The line that is hardest for me to understand is “Till Seraphs swing their snowy Hats --.“ Many critiques skip over the difficulty of this line, taking “Seraphs” literally--if that is even possible. (The snowy Hats would be halos), This reading sets up an opposition between religion and nature--the human space where Dickinson operates. This is in the poem--I don’t disagree--but my gut tells me there is more.

Some read “snowy Hats” as snow-tipped and “Seraphs” as trees, and that Dickinson persists past summer, into fall and winter when the blooms have fallen, still “reeling” in nature. I also don’t mind that reading. I agree that her inebriation, her poetic inspiration, is everlasting.

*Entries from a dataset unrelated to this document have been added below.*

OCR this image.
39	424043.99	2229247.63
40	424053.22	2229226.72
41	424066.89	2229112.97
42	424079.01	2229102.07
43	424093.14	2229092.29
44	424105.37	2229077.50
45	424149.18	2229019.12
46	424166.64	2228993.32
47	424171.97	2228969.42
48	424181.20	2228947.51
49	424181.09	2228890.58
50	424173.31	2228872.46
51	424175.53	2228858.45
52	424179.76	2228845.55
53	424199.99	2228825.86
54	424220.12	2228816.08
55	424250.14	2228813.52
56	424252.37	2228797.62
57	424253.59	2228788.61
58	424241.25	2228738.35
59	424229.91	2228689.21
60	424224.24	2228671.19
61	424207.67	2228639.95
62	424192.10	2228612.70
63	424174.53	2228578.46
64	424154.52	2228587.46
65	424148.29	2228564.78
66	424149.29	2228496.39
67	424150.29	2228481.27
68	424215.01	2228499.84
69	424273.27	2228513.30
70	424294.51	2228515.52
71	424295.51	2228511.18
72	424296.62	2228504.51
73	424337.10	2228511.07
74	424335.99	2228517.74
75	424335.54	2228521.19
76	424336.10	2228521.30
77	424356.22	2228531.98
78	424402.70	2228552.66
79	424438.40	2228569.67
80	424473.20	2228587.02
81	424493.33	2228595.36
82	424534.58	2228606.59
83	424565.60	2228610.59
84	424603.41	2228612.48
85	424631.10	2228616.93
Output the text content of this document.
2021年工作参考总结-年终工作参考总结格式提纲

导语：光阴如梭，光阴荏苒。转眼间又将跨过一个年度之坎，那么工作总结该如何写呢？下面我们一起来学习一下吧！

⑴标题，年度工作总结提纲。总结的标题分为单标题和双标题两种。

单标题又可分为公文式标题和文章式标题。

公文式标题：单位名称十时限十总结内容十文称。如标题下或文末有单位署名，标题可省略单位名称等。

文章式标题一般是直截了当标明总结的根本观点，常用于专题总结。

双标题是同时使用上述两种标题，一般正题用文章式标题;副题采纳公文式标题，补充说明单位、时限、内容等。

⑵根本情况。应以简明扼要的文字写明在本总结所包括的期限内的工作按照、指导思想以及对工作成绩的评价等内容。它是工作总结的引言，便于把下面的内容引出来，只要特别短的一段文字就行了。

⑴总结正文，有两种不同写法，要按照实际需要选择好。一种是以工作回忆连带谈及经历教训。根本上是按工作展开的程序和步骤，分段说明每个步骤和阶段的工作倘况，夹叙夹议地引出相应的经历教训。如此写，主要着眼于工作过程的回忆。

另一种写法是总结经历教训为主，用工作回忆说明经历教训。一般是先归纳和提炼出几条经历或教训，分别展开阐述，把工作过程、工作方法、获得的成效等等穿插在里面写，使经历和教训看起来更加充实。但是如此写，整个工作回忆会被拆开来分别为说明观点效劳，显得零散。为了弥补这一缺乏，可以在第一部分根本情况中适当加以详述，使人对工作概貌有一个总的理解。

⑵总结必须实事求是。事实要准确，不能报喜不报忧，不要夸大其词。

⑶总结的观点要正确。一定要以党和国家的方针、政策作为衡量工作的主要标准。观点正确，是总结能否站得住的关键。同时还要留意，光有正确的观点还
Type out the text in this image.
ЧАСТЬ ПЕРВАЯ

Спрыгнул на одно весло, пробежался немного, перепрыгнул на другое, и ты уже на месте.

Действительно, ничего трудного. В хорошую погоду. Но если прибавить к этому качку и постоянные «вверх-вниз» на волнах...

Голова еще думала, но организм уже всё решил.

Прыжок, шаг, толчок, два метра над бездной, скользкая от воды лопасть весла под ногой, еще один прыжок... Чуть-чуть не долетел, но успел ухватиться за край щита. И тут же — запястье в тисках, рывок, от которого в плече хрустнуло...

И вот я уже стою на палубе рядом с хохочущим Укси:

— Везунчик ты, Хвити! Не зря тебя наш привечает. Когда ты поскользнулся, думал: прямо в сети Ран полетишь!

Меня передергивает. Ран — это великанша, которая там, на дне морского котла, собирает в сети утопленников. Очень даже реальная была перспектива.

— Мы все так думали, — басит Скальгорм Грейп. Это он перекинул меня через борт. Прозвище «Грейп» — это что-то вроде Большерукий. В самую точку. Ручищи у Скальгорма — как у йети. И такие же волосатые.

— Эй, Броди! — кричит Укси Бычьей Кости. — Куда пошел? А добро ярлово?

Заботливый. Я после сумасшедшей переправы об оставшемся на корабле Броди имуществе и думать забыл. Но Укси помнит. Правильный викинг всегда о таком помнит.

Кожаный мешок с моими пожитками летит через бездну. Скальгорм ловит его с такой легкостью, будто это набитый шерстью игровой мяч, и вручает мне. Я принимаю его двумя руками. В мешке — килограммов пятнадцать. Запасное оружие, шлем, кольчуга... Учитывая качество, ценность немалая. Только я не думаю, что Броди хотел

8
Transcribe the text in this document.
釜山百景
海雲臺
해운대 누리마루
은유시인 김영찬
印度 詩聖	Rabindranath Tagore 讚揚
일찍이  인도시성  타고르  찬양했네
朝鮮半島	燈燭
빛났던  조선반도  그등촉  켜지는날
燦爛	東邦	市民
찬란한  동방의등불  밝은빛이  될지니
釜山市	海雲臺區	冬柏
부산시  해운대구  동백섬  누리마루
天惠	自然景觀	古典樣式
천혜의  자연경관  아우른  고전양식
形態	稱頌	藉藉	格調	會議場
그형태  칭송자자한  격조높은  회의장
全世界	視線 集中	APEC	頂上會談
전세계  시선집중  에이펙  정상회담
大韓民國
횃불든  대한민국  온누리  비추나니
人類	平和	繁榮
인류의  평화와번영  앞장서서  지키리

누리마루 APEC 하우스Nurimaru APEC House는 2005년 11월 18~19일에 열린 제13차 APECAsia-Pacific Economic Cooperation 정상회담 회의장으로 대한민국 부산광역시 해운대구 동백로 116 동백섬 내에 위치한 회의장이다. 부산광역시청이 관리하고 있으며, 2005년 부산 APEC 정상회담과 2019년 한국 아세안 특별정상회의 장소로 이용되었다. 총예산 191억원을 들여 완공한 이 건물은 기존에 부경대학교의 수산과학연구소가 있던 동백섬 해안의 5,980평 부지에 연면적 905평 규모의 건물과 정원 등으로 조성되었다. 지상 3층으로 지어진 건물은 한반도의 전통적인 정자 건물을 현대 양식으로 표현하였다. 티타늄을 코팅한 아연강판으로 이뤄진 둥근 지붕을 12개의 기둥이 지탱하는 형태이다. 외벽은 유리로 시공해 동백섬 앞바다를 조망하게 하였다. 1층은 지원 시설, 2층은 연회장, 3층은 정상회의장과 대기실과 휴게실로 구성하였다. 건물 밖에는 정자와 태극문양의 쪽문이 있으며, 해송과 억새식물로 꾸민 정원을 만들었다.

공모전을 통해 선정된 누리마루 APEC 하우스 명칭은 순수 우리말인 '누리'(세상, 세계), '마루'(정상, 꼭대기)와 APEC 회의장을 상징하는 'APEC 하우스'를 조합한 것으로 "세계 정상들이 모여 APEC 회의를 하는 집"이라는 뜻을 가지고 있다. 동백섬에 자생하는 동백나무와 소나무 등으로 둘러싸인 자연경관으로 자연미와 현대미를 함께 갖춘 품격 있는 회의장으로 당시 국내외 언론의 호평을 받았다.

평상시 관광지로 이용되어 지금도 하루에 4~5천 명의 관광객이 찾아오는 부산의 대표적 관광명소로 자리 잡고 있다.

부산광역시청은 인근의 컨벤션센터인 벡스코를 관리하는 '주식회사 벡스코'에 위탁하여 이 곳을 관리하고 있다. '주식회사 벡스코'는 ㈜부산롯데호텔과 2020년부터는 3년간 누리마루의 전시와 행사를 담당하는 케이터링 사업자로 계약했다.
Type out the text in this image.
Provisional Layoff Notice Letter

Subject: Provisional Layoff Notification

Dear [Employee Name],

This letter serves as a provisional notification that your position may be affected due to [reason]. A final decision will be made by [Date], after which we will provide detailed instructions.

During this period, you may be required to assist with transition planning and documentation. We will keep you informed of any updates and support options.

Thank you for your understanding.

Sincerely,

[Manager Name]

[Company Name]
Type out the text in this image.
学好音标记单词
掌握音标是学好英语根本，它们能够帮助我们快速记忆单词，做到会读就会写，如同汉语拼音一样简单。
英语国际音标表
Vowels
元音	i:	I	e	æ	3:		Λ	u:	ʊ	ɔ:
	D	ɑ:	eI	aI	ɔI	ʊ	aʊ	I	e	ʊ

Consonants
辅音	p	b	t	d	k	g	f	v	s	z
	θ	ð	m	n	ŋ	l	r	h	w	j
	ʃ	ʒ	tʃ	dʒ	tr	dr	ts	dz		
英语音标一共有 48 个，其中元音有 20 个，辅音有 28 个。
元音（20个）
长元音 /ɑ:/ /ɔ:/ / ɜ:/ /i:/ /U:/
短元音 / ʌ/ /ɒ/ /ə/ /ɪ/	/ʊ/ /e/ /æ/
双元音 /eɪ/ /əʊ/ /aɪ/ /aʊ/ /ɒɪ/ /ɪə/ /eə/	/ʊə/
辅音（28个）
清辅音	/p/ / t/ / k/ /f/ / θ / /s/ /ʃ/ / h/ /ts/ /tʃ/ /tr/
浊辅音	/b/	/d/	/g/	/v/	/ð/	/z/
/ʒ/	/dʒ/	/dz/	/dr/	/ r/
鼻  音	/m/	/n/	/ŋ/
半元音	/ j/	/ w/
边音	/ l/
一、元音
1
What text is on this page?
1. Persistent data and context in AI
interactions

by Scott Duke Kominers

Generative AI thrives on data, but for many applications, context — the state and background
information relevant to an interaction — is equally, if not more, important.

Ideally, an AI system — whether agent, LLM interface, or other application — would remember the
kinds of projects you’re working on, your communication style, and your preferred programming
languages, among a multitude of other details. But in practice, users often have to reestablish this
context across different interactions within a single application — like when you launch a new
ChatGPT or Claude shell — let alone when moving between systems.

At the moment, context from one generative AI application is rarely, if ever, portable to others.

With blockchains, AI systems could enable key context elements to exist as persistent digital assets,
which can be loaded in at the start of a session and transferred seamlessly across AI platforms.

But interpreting Seraphs as trees is a stretch. The Seraphs are positioned in opposition to nature, they are watching the “little Tippler” at the flowers, so, for me, trees don’t fit. (Nor would clouds, pollen, a white flower.)

The temperance movement was strong at the time, as was the Second Awakening of puritanism. Many were railing against drunkenness and other scandalous behavior. The word "renounce" triggers in my mind a feeling of prudish zeal. Succumbing to peer pressure, perhaps, some Butterflies give up drinking. The white bonnet (picture a Pilgrim woman’s bonnet or a nun’s habit) “swings” as she shakes her head disapprovingly. (See this photo of Lucretia Mott wearing a white bonnet.) If male, he wags his powdered wig. “Seraphs” and “Saints” form a zealous Society. More narrowly for Dickinson, Literary Society condemned (or fixed) her poems which used unconventional grammar and lacked charming rhymes (“pearl does not rhyme with alcohol”*).

Another difficulty with the line is “Till.” Until when? Dickinson “tastes,” she reels, and will “but drink the more” until the Seraphs and Saints see her “Leaning against the -- Sun!” Society, protesting, can't but help "to windows run" and see who or what is making all that racket outside on the street. Dickinson, unrepentant, will keep drinking, keep writing poem after poem in which her liberated art shines as bright as the Sun. I can’t decide whether I think Dickinson is playfully teasing Seraphs and Saints, or if she is furious with them.

Dickinson’s creativity, her intellect (as expressed in her poetry) is “never brewed.” There isn’t an editor or publisher she trusts to oversee the poems’ aesthetic or potency. Inebriation is liberation from convention. She may have cared that Seraphs and Saints misunderstood her genius, but she wasn’t going to let them stop her. If her lamppost is the sun (which she can’t literally lean on) then she is relying on herself, her own artistic sensibility. If she leans against the Sun, then there is implied equality of scale between her and the Sun. And let’s not forget fire (Seraphs**, molten, Sun!) Her creative energy burns, renews; her urge to speak is unslakable.